Skip to main content
Gradio supports the ability to pass batch functions, which are functions that take in a list of inputs and return a list of predictions. This can significantly improve performance when processing multiple requests.

What are batch functions?

Batch functions are functions which take in a list of inputs and return a list of predictions. Instead of processing requests one at a time, batch functions allow you to process multiple requests simultaneously. For example, here’s a batched function that takes in two lists of inputs (a list of words and a list of ints), and returns a list of trimmed words as output:
import time

def trim_words(words, lens):
    trimmed_words = []
    time.sleep(5)
    for w, l in zip(words, lens):
        trimmed_words.append(w[:int(l)])
    return [trimmed_words]

Why use batch functions?

The advantage of using batched functions is that if you enable queuing, the Gradio server can automatically batch incoming requests and process them in parallel, potentially speeding up your demo. In the example above, 16 requests could be processed in parallel (for a total inference time of 5 seconds), instead of each request being processed separately (for a total inference time of 80 seconds).
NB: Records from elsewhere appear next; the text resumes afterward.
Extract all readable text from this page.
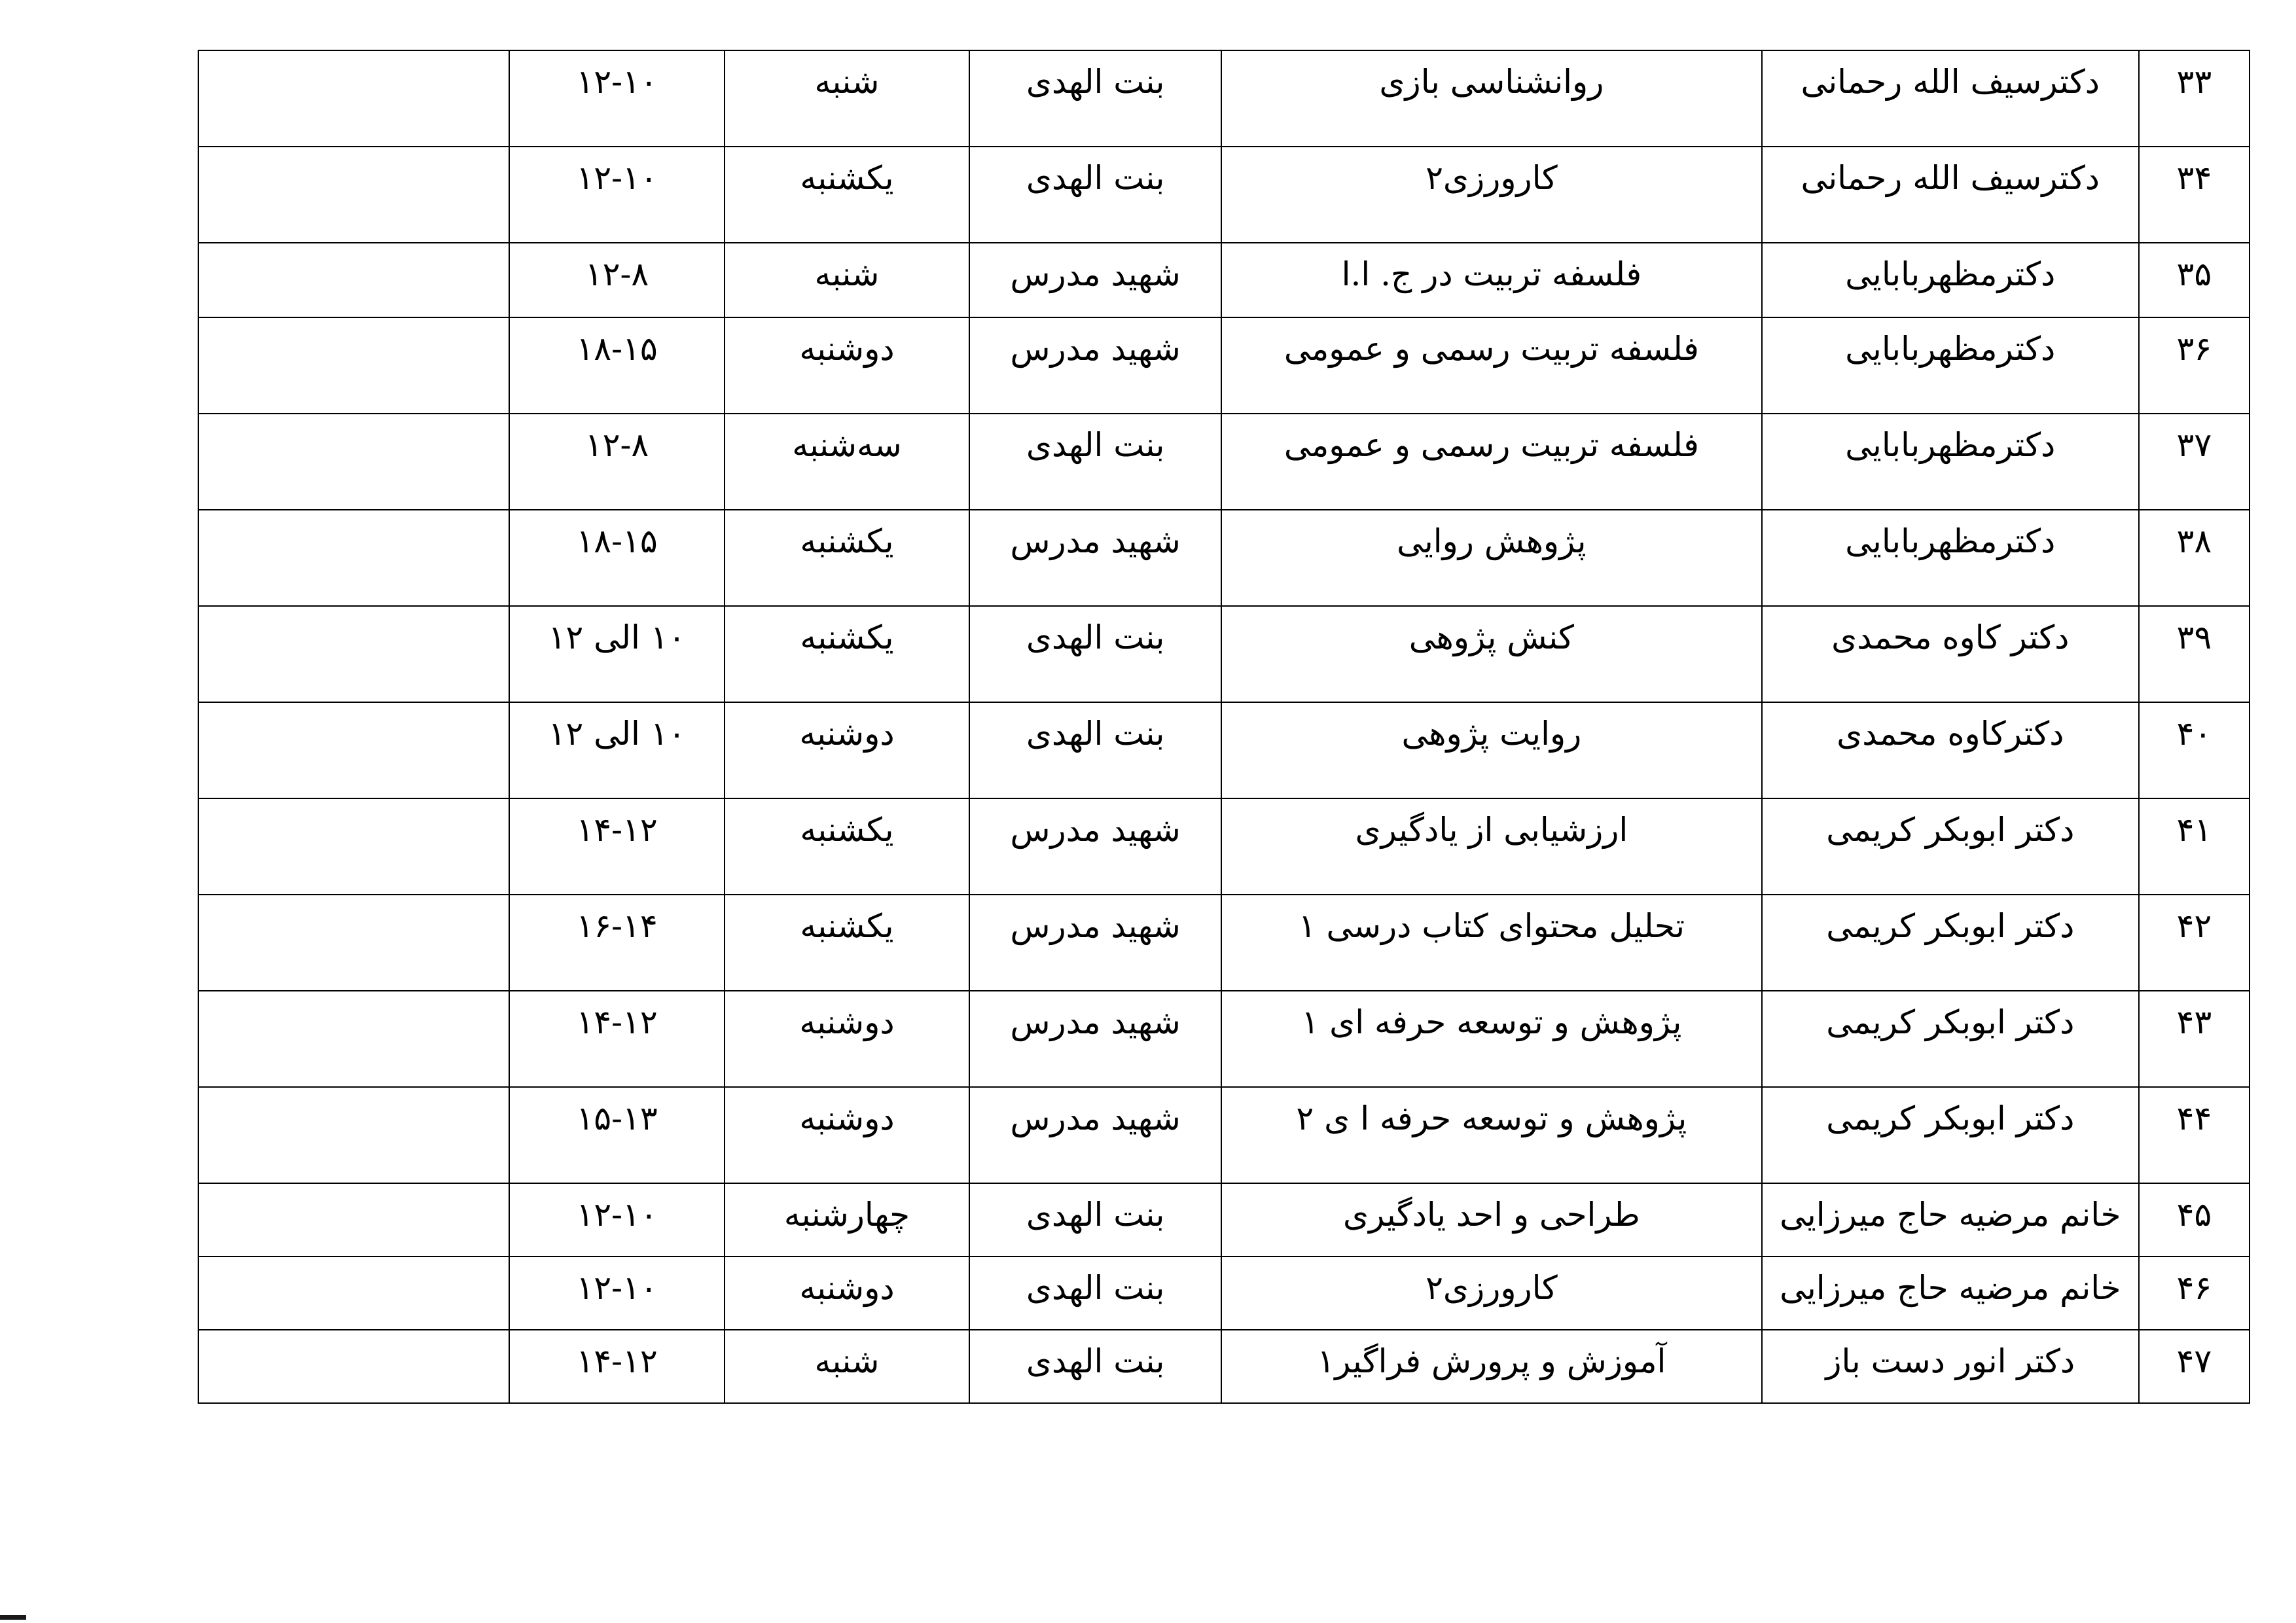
۳۳	دکترسیف الله رحمانی	روانشناسی بازی	بنت الهدی	شنبه	۱۲-۱۰	

۳۴	دکترسیف الله رحمانی	کارورزی۲	بنت الهدی	یکشنبه	۱۲-۱۰	

۳۵	دکترمظهربابایی	فلسفه تربیت در ج. ا.ا	شهید مدرس	شنبه	۱۲-۸	

۳۶	دکترمظهربابایی	فلسفه تربیت رسمی و عمومی	شهید مدرس	دوشنبه	۱۸-۱۵	

۳۷	دکترمظهربابایی	فلسفه تربیت رسمی و عمومی	بنت الهدی	سه‌شنبه	۱۲-۸	

۳۸	دکترمظهربابایی	پژوهش روایی	شهید مدرس	یکشنبه	۱۸-۱۵	

۳۹	دکتر کاوه محمدی	کنش پژوهی	بنت الهدی	یکشنبه	۱۰ الی ۱۲	

۴۰	دکترکاوه محمدی	روایت پژوهی	بنت الهدی	دوشنبه	۱۰ الی ۱۲	

۴۱	دکتر ابوبکر کریمی	ارزشیابی از یادگیری	شهید مدرس	یکشنبه	۱۴-۱۲	

۴۲	دکتر ابوبکر کریمی	تحلیل محتوای کتاب درسی ۱	شهید مدرس	یکشنبه	۱۶-۱۴	

۴۳	دکتر ابوبکر کریمی	پژوهش و توسعه حرفه ای ۱	شهید مدرس	دوشنبه	۱۴-۱۲	

۴۴	دکتر ابوبکر کریمی	پژوهش و توسعه حرفه ا ی ۲	شهید مدرس	دوشنبه	۱۵-۱۳	

۴۵	خانم مرضیه حاج میرزایی	طراحی و احد یادگیری	بنت الهدی	چهارشنبه	۱۲-۱۰	

۴۶	خانم مرضیه حاج میرزایی	کارورزی۲	بنت الهدی	دوشنبه	۱۲-۱۰	

۴۷	دکتر انور دست باز	آموزش و پرورش فراگیر۱	بنت الهدی	شنبه	۱۴-۱۲	
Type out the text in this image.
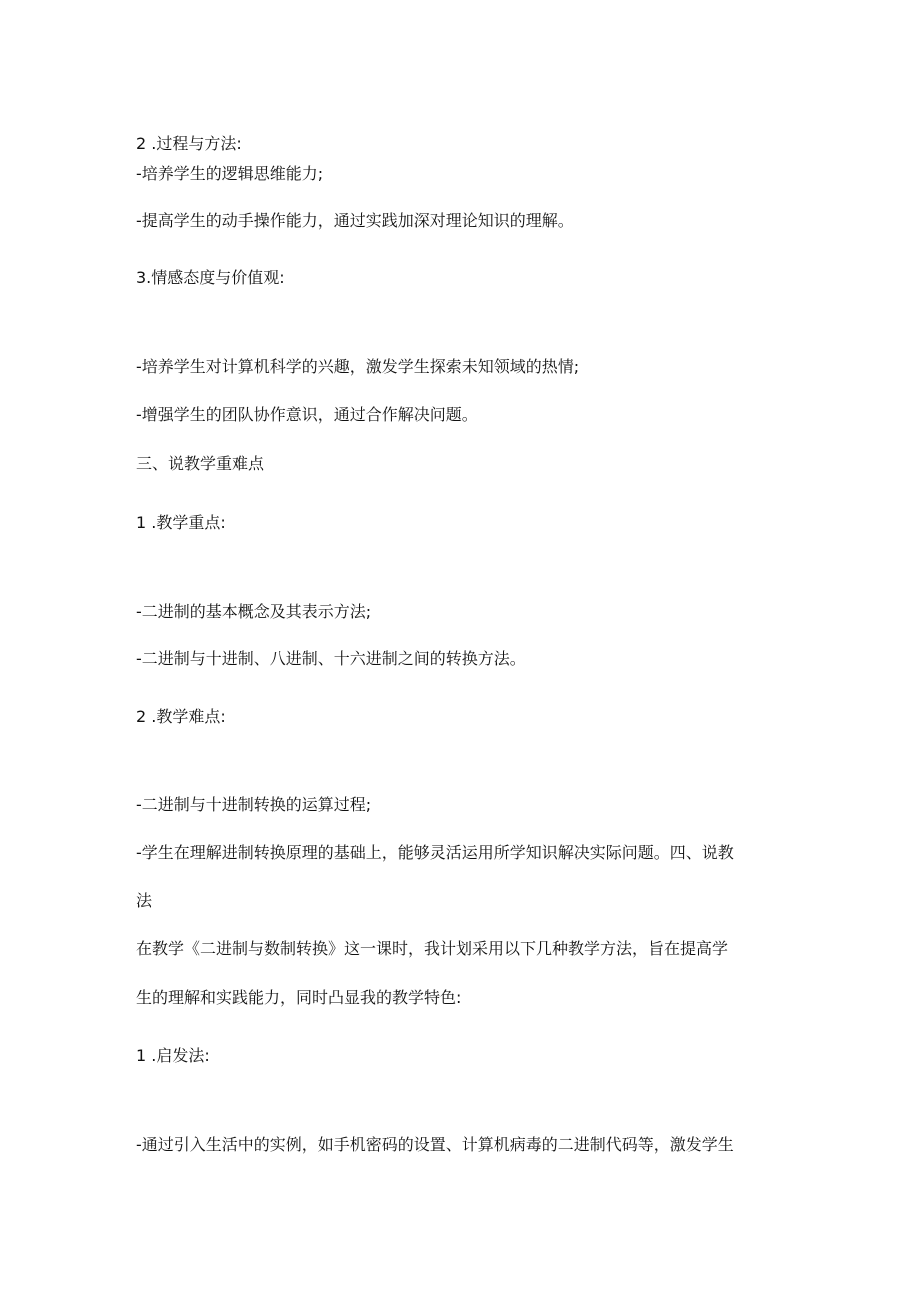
2 .过程与方法:
-培养学生的逻辑思维能力;
-提高学生的动手操作能力，通过实践加深对理论知识的理解。
3.情感态度与价值观:
-培养学生对计算机科学的兴趣，激发学生探索未知领域的热情;
-增强学生的团队协作意识，通过合作解决问题。
三、说教学重难点
1 .教学重点:
-二进制的基本概念及其表示方法;
-二进制与十进制、八进制、十六进制之间的转换方法。
2 .教学难点:
-二进制与十进制转换的运算过程;
-学生在理解进制转换原理的基础上，能够灵活运用所学知识解决实际问题。四、说教
法
在教学《二进制与数制转换》这一课时，我计划采用以下几种教学方法，旨在提高学
生的理解和实践能力，同时凸显我的教学特色:
1 .启发法:
-通过引入生活中的实例，如手机密码的设置、计算机病毒的二进制代码等，激发学生
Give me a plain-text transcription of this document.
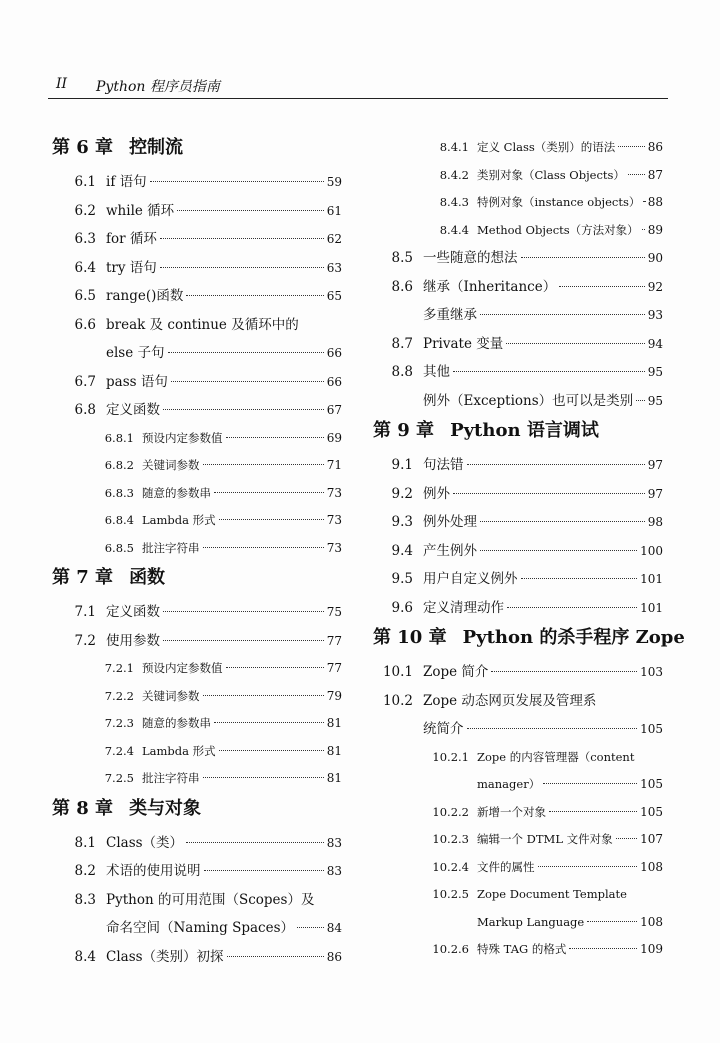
II Python 程序员指南
第 6 章 控制流
6.1 if 语句	59
6.2 while 循环	61
6.3 for 循环	62
6.4 try 语句	63
6.5 range()函数	65
6.6 break 及 continue 及循环中的
else 子句	66
6.7 pass 语句	66
6.8 定义函数	67
6.8.1 预设内定参数值	69
6.8.2 关键词参数	71
6.8.3 随意的参数串	73
6.8.4 Lambda 形式	73
6.8.5 批注字符串	73
第 7 章 函数
7.1 定义函数	75
7.2 使用参数	77
7.2.1 预设内定参数值	77
7.2.2 关键词参数	79
7.2.3 随意的参数串	81
7.2.4 Lambda 形式	81
7.2.5 批注字符串	81
第 8 章 类与对象
8.1 Class（类）	83
8.2 术语的使用说明	83
8.3 Python 的可用范围（Scopes）及
命名空间（Naming Spaces）	84
8.4 Class（类别）初探	86
8.4.1 定义 Class（类别）的语法	86
8.4.2 类别对象（Class Objects） 87
8.4.3 特例对象（instance objects） 88
8.4.4 Method Objects（方法对象） 89
8.5 一些随意的想法	90
8.6 继承（Inheritance）	92
多重继承	93
8.7 Private 变量	94
8.8 其他	95
例外（Exceptions）也可以是类别 95
第 9 章 Python 语言调试
9.1 句法错	97
9.2 例外	97
9.3 例外处理	98
9.4 产生例外	100
9.5 用户自定义例外	101
9.6 定义清理动作	101
第 10 章 Python 的杀手程序 Zope
10.1 Zope 简介	103
10.2 Zope 动态网页发展及管理系
统简介	105
10.2.1 Zope 的内容管理器（content
manager）	105
10.2.2 新增一个对象	105
10.2.3 编辑一个 DTML 文件对象 107
10.2.4 文件的属性	108
10.2.5 Zope Document Template
Markup Language	108
10.2.6 特殊 TAG 的格式	109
Using batch functions with Interface

With the gr.Interface class, you can enable batching by setting batch=True and specifying a max_batch_size:
import gradio as gr

def trim_words(words, lens):
    trimmed_words = []
    for w, l in zip(words, lens):
        trimmed_words.append(w[:int(l)])
    return [trimmed_words]

demo = gr.Interface(
    fn=trim_words,
    inputs=["textbox", "number"],
    outputs=["textbox"],
    batch=True,
    max_batch_size=16
)

demo.launch()

Using batch functions with Blocks

With the gr.Blocks class, you can specify batch parameters in the event listener:
import gradio as gr

def trim_words(words, lens):
    trimmed_words = []
    for w, l in zip(words, lens):
        trimmed_words.append(w[:int(l)])
    return [trimmed_words]

with gr.Blocks() as demo:
    with gr.Row():
        word = gr.Textbox(label="Word")
        length = gr.Number(label="Length")
        output = gr.Textbox(label="Output")
    with gr.Row():
        run = gr.Button("Process")

    event = run.click(
        trim_words,
        [word, length],
        output,
        batch=True,
        max_batch_size=16
    )

demo.launch()

Batch processing with Hugging Face models

Many Hugging Face transformers and diffusers models work very naturally with Gradio’s batch mode. Here’s an example using a diffusion model to generate images in batches:
import torch
from diffusers import DiffusionPipeline
import gradio as gr

generator = DiffusionPipeline.from_pretrained("CompVis/ldm-text2im-large-256")
if torch.cuda.is_available():
    generator = generator.to("cuda")

def generate(prompts):
    images = generator(list(prompts)).images
    return [images]

demo = gr.Interface(
    generate,
    "textbox",
    "image",
    batch=True,
    max_batch_size=4  # Set based on your CPU/GPU memory
)

demo.launch()
Set the max_batch_size based on your available CPU/GPU memory. Larger batch sizes can improve throughput but require more memory.

How batching works

When batching is enabled:
  1. Gradio collects incoming requests in a queue
  2. When a request is ready to be processed, Gradio checks if there are other pending requests
  3. If there are pending requests, Gradio batches them together (up to max_batch_size)
  4. The batch is sent to your function as lists of inputs
  5. Your function processes the entire batch and returns a list of outputs
  6. Gradio distributes the outputs back to the individual requests

Important considerations

Your function must be able to handle lists of inputs and return lists of outputs when batching is enabled. Make sure your function signature matches this pattern.
  • The function receives each input parameter as a list
  • The function must return outputs as a list (or list of lists for multiple outputs)
  • The length of each output list should match the length of the input lists
  • Batching works best with functions that can process multiple inputs more efficiently than processing them one at a time
Batch processing is particularly effective for GPU-accelerated models, where the overhead of transferring data to the GPU can be amortized across multiple inputs.